И в этот миг тишину разорвал звук.
Не вой. Не рык. А тяжёлый, мерный, влажный топот. Шаги. Огромные, грузные, увязающие в сырой земле. Топ… Топ… Топ… Они приближались к избе. С каждым шагом земля, казалось, слегка содрогалась, и стекло в керосиновой лампе звенело тонко-тонко.
Иван замер, превратившись в слух. Сердце молотком билось в горле. Шаги дошли до самой избы и замолкли. Послышалось тяжёлое, хриплое сопение, словно чудовищные ноздри втягивали воздух, выискивая знакомый запах. Запах страха.
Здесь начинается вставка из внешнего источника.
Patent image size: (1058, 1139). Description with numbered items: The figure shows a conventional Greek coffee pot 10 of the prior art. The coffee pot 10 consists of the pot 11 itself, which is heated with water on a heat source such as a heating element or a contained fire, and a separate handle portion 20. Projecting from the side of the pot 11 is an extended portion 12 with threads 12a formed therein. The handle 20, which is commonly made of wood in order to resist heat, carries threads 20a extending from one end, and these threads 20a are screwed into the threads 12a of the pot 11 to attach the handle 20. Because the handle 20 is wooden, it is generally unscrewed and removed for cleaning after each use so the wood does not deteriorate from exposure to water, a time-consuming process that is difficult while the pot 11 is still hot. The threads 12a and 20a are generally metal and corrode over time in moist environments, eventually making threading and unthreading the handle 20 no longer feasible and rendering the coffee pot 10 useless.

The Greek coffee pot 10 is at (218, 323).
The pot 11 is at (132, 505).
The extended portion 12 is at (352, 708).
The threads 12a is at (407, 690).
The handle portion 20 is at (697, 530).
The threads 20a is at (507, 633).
Потом раздался скрежет. Медленный, ужасающий. Будто что-то огромное и тяжёлое проводило когтями по внешней стене избы, сдирая с брёвен щепу и старую краску.
Иван, двигаясь как во сне, поднялся. Его движения были вдруг поразительно чёткими и точными. Всё лишнее ушло, остался лишь голый инстинкт и долг. Он взял со стола четыре пули. Рука не дрогнула ни разу. Он подошёл к ружью, висевшему на стене. Щёлк — открылся затвор. Щёлк — первая серебряная пуля легла в ствол. Вторая.
В это время снаружи что-то уперлось в дверь. Послышался треск древесины. Массивный засов, в который он только что вложил всю свою веру, прогнулся внутрь, жалуясь тонким скрипом. В щель между дверью и косяком хлынул поток того самого тяжёлого, звериного запаха, что витал над скотомогильником.
Дверь снова содрогнулась от чудовищного удара. Послышался громкий хруст — это лопнула центральная доска. В образовавшуюся дыру, размером с кулак, пролезло нечто тёмное, покрытое слипшейся от чего-то тёмной шерстью. И в этой дыре на мгновение мелькнул глаз. Не волчий, не человеческий. Жёлтый, как расплавленная сера, с вертикальным зрачком, полным бездонной, древней злобы.
Затвор щёлкнул с финальным, неумолимым звуком.
Раздался третий удар. Самый сильный. Дверь взорвалась внутрь, разлетевшись на щепки и куски разбитого железа. На пороге, заполняя собой весь проём, вырисовываясь на фоне тёмной ночи, стояло Оно.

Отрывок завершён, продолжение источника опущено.